Today marks the beginning of the National Football League season, so I sat down with my morning coffee and “aimed my browser” straight for some of the standard sports sites like www.espn.com to revel in the collective excitement over the start of the season. But I ran into a disturbing problem, one that has been haunting me more and more of late: all anybody wants to write or talk about is their “fantasy leagues” — that is, an entirely distinct “game” in which people “draft” their own professional players from a mix of different teams, and then compete against other such fake “teams” based on the individual statistics compiled by the players they’ve drafted.
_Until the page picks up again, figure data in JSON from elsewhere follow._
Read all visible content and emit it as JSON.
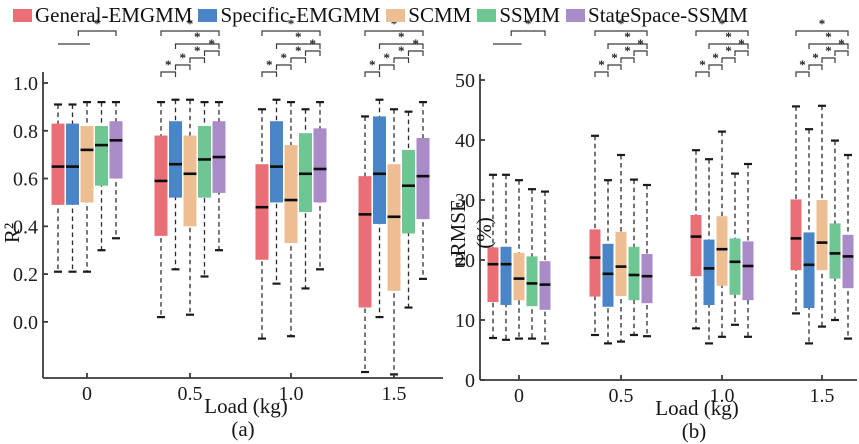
{
  "legend": {
    "items": [
      {
        "label": "General-EMGMM",
        "color": "#E96E75"
      },
      {
        "label": "Specific-EMGMM",
        "color": "#4A86C7"
      },
      {
        "label": "SCMM",
        "color": "#ECBE92"
      },
      {
        "label": "SSMM",
        "color": "#6EC792"
      },
      {
        "label": "StateSpace-SSMM",
        "color": "#A98BC7"
      }
    ]
  },
  "chart_data": [
    {
      "type": "boxplot",
      "caption": "(a)",
      "ylabel": "R²",
      "xlabel": "Load (kg)",
      "ylim": [
        -0.24,
        1.0
      ],
      "grid": false,
      "yticks": [
        "1.0",
        "0.8",
        "0.6",
        "0.4",
        "0.2",
        "0.0"
      ],
      "categories": [
        "0",
        "0.5",
        "1.0",
        "1.5"
      ],
      "sig_marker": "*",
      "series": [
        {
          "name": "General-EMGMM",
          "color": "#E96E75",
          "boxes": [
            [
              0.21,
              0.49,
              0.65,
              0.83,
              0.91
            ],
            [
              0.02,
              0.36,
              0.59,
              0.78,
              0.92
            ],
            [
              -0.07,
              0.26,
              0.48,
              0.66,
              0.89
            ],
            [
              -0.21,
              0.06,
              0.45,
              0.61,
              0.86
            ]
          ]
        },
        {
          "name": "Specific-EMGMM",
          "color": "#4A86C7",
          "boxes": [
            [
              0.21,
              0.49,
              0.65,
              0.83,
              0.91
            ],
            [
              0.22,
              0.52,
              0.66,
              0.84,
              0.93
            ],
            [
              0.16,
              0.5,
              0.65,
              0.84,
              0.93
            ],
            [
              0.02,
              0.41,
              0.62,
              0.86,
              0.93
            ]
          ]
        },
        {
          "name": "SCMM",
          "color": "#ECBE92",
          "boxes": [
            [
              0.21,
              0.5,
              0.72,
              0.82,
              0.92
            ],
            [
              0.03,
              0.4,
              0.62,
              0.78,
              0.93
            ],
            [
              -0.06,
              0.33,
              0.51,
              0.74,
              0.92
            ],
            [
              -0.22,
              0.13,
              0.44,
              0.66,
              0.89
            ]
          ]
        },
        {
          "name": "SSMM",
          "color": "#6EC792",
          "boxes": [
            [
              0.3,
              0.57,
              0.74,
              0.82,
              0.92
            ],
            [
              0.19,
              0.52,
              0.68,
              0.82,
              0.92
            ],
            [
              0.14,
              0.46,
              0.62,
              0.79,
              0.89
            ],
            [
              0.06,
              0.37,
              0.57,
              0.72,
              0.88
            ]
          ]
        },
        {
          "name": "StateSpace-SSMM",
          "color": "#A98BC7",
          "boxes": [
            [
              0.35,
              0.6,
              0.76,
              0.84,
              0.92
            ],
            [
              0.3,
              0.54,
              0.69,
              0.84,
              0.92
            ],
            [
              0.22,
              0.5,
              0.64,
              0.81,
              0.92
            ],
            [
              0.18,
              0.43,
              0.61,
              0.77,
              0.92
            ]
          ]
        }
      ],
      "significance": [
        [
          {
            "from": 1,
            "to": 3.2,
            "row": 1,
            "style": "line",
            "star": false
          },
          {
            "from": 2.4,
            "to": 5,
            "row": 0,
            "style": "bracket",
            "star": true
          }
        ],
        [
          {
            "from": 1,
            "to": 5,
            "row": 0,
            "style": "bracket",
            "star": true
          },
          {
            "from": 2,
            "to": 5,
            "row": 1,
            "style": "bracket",
            "star": true
          },
          {
            "from": 1,
            "to": 2,
            "row": 2,
            "style": "bracket",
            "star": true
          },
          {
            "from": 2,
            "to": 3,
            "row": 3,
            "style": "bracket",
            "star": true
          },
          {
            "from": 3,
            "to": 4,
            "row": 4,
            "style": "bracket",
            "star": true
          },
          {
            "from": 4,
            "to": 5,
            "row": 5,
            "style": "bracket",
            "star": true
          }
        ],
        [
          {
            "from": 1,
            "to": 5,
            "row": 0,
            "style": "bracket",
            "star": true
          },
          {
            "from": 2,
            "to": 5,
            "row": 1,
            "style": "bracket",
            "star": true
          },
          {
            "from": 1,
            "to": 2,
            "row": 2,
            "style": "bracket",
            "star": true
          },
          {
            "from": 2,
            "to": 3,
            "row": 3,
            "style": "bracket",
            "star": true
          },
          {
            "from": 3,
            "to": 4,
            "row": 4,
            "style": "bracket",
            "star": true
          },
          {
            "from": 4,
            "to": 5,
            "row": 5,
            "style": "bracket",
            "star": true
          }
        ],
        [
          {
            "from": 1,
            "to": 5,
            "row": 0,
            "style": "bracket",
            "star": true
          },
          {
            "from": 2,
            "to": 5,
            "row": 1,
            "style": "bracket",
            "star": true
          },
          {
            "from": 1,
            "to": 2,
            "row": 2,
            "style": "bracket",
            "star": true
          },
          {
            "from": 2,
            "to": 3,
            "row": 3,
            "style": "bracket",
            "star": true
          },
          {
            "from": 3,
            "to": 4,
            "row": 4,
            "style": "bracket",
            "star": true
          },
          {
            "from": 4,
            "to": 5,
            "row": 5,
            "style": "bracket",
            "star": true
          }
        ]
      ]
    },
    {
      "type": "boxplot",
      "caption": "(b)",
      "ylabel": "nRMSE (%)",
      "xlabel": "Load (kg)",
      "ylim": [
        0,
        50
      ],
      "grid": false,
      "yticks": [
        "50",
        "40",
        "30",
        "20",
        "10",
        "0"
      ],
      "categories": [
        "0",
        "0.5",
        "1.0",
        "1.5"
      ],
      "sig_marker": "*",
      "series": [
        {
          "name": "General-EMGMM",
          "color": "#E96E75",
          "boxes": [
            [
              7.0,
              13.0,
              19.3,
              22.1,
              34.2
            ],
            [
              7.5,
              13.9,
              20.4,
              25.1,
              40.7
            ],
            [
              8.6,
              17.3,
              23.9,
              27.5,
              38.3
            ],
            [
              11.1,
              18.3,
              23.6,
              30.1,
              45.6
            ]
          ]
        },
        {
          "name": "Specific-EMGMM",
          "color": "#4A86C7",
          "boxes": [
            [
              6.7,
              12.5,
              19.3,
              22.2,
              34.2
            ],
            [
              6.1,
              12.2,
              17.7,
              22.7,
              33.3
            ],
            [
              6.1,
              12.5,
              18.6,
              23.4,
              36.8
            ],
            [
              6.1,
              12.0,
              19.2,
              24.6,
              41.8
            ]
          ]
        },
        {
          "name": "SCMM",
          "color": "#ECBE92",
          "boxes": [
            [
              6.9,
              13.3,
              16.9,
              21.2,
              33.3
            ],
            [
              6.4,
              14.0,
              18.9,
              24.7,
              37.5
            ],
            [
              7.2,
              15.7,
              21.8,
              27.3,
              41.4
            ],
            [
              8.9,
              18.3,
              22.9,
              30.0,
              45.7
            ]
          ]
        },
        {
          "name": "SSMM",
          "color": "#6EC792",
          "boxes": [
            [
              6.9,
              12.3,
              16.1,
              20.6,
              31.8
            ],
            [
              7.5,
              13.3,
              17.5,
              22.2,
              33.4
            ],
            [
              9.2,
              14.2,
              19.7,
              23.6,
              34.4
            ],
            [
              10.0,
              16.9,
              21.1,
              26.1,
              39.9
            ]
          ]
        },
        {
          "name": "StateSpace-SSMM",
          "color": "#A98BC7",
          "boxes": [
            [
              6.1,
              11.7,
              15.9,
              19.8,
              31.4
            ],
            [
              7.3,
              12.8,
              17.3,
              21.0,
              32.5
            ],
            [
              7.2,
              13.3,
              19.0,
              23.1,
              36.0
            ],
            [
              6.9,
              15.3,
              20.6,
              24.2,
              37.5
            ]
          ]
        }
      ],
      "significance": [
        [
          {
            "from": 1,
            "to": 3.2,
            "row": 1,
            "style": "line",
            "star": false
          },
          {
            "from": 2.4,
            "to": 5,
            "row": 0,
            "style": "bracket",
            "star": true
          }
        ],
        [
          {
            "from": 1,
            "to": 5,
            "row": 0,
            "style": "bracket",
            "star": true
          },
          {
            "from": 2,
            "to": 5,
            "row": 1,
            "style": "bracket",
            "star": true
          },
          {
            "from": 1,
            "to": 2,
            "row": 2,
            "style": "bracket",
            "star": true
          },
          {
            "from": 2,
            "to": 3,
            "row": 3,
            "style": "bracket",
            "star": true
          },
          {
            "from": 3,
            "to": 4,
            "row": 4,
            "style": "bracket",
            "star": true
          },
          {
            "from": 4,
            "to": 5,
            "row": 5,
            "style": "bracket",
            "star": true
          }
        ],
        [
          {
            "from": 1,
            "to": 5,
            "row": 0,
            "style": "bracket",
            "star": true
          },
          {
            "from": 2,
            "to": 5,
            "row": 1,
            "style": "bracket",
            "star": true
          },
          {
            "from": 1,
            "to": 2,
            "row": 2,
            "style": "bracket",
            "star": true
          },
          {
            "from": 2,
            "to": 3,
            "row": 3,
            "style": "bracket",
            "star": true
          },
          {
            "from": 3,
            "to": 4,
            "row": 4,
            "style": "bracket",
            "star": true
          },
          {
            "from": 4,
            "to": 5,
            "row": 5,
            "style": "bracket",
            "star": true
          }
        ],
        [
          {
            "from": 1,
            "to": 5,
            "row": 0,
            "style": "bracket",
            "star": true
          },
          {
            "from": 2,
            "to": 5,
            "row": 1,
            "style": "bracket",
            "star": true
          },
          {
            "from": 1,
            "to": 2,
            "row": 2,
            "style": "bracket",
            "star": true
          },
          {
            "from": 2,
            "to": 3,
            "row": 3,
            "style": "bracket",
            "star": true
          },
          {
            "from": 3,
            "to": 4,
            "row": 4,
            "style": "bracket",
            "star": true
          },
          {
            "from": 4,
            "to": 5,
            "row": 5,
            "style": "bracket",
            "star": true
          }
        ]
      ]
    }
  ]
}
The appeal, I suppose, is that the person gets to be his own (and lets not even bother to pretend that more than 1% of these people are women) “general manager” by “drafting” these players, and then trading them with his “fellow general managers.” But the whole thing has always really bummed me out. Partly I think it’s the way that, by reducing the games to the individual statistics of individual players, it ignores the “whole is greater than the sum of its parts” aspect that often means the difference between victory and defeat, and which makes sports so particularly interesting to me. But beyond that, it seems like the craziest folly to take these overblown spectacles that are themselves utterly divorced from the real world and its problems, and then derive from that something called “fantasy.” The games themselves are already fantasy! Isn’t it enough to be a fan of your team, and watch people who have actually made careers of this (whether as players, coaches, or team-builders) try to overcome your collective rivals? Is it really necessary to create an extra layer of fakeness out of that in order to feel “in control”?
How dare you even put cars and guns in one sentence. American football is as boring as watching bad opera. This is one sport that I do not miss whatsoever to be honest. But I wish all of you football buts a happy season. Bring on ice hockey!!!
Sorry to be so dismissive of your love of firearms.
Huge pool this year? Yeah I know Germany is terrible, 5 year course to even get a semi-automatic weapon… Think I should move to the south or Alaska. I can go moose hunting with a fully automatic rifle in a helicopter! Hoooa!
One of those ESPN “30 for 30” documentaries is about the rise of fantasy baseball, “Silly Little Game.” Looked pretty interesting. In a way it would seem that you could see fantasy sports as an early example of a Web 2.0 kind of phenomenon of consumers in effect hacking the “main event” and creating their own culture out of it.